Az büyürüz — anneden kork, babadan kork.

Okula gideriz — öğretmenden kork.

Sıraya geç, düdük çal, askere git: Komutandan kork.

Kadın olmaktan kork.

Makyaj yaparsın, damgalanmaktan kork.

İstediğini giyersin, tacizden kork.

Nikah kıyılır — hanımdan kork, kocadan kork.

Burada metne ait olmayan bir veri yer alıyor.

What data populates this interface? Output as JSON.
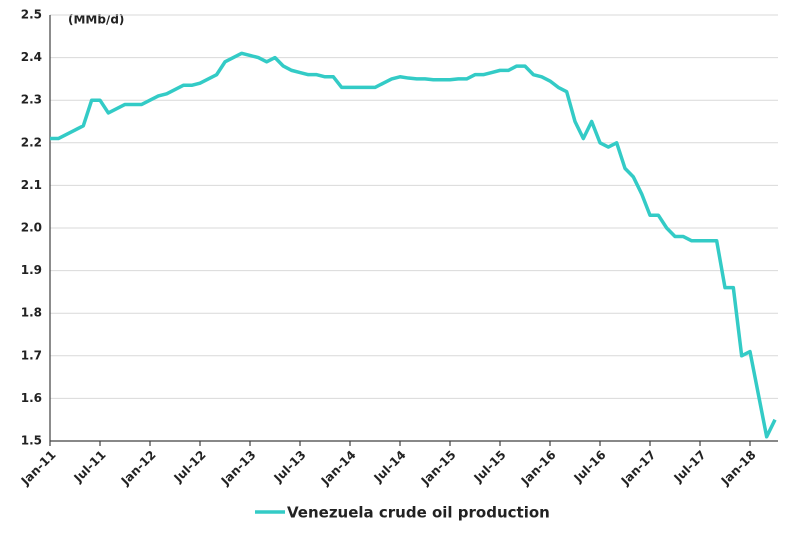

Faturalar gelir, zamlar konuşur: Ekonomiden kork.

Polis görünce dur.

Mahkeme duyunca sus.

Devletin gölgesinden kork.

Kanunun satır aralarından kork.

Adaletin terazisinden bile kork.

Yaş kemale erer, ölüm kapıyı çalar: Ölümden kork.

Bazı kelimeler fısıltıya dönüşür.

Bazı düşünceler sadece uykuda tamamlanır.

Çünkü fazla konuşanların sesi bir sabah kesilir.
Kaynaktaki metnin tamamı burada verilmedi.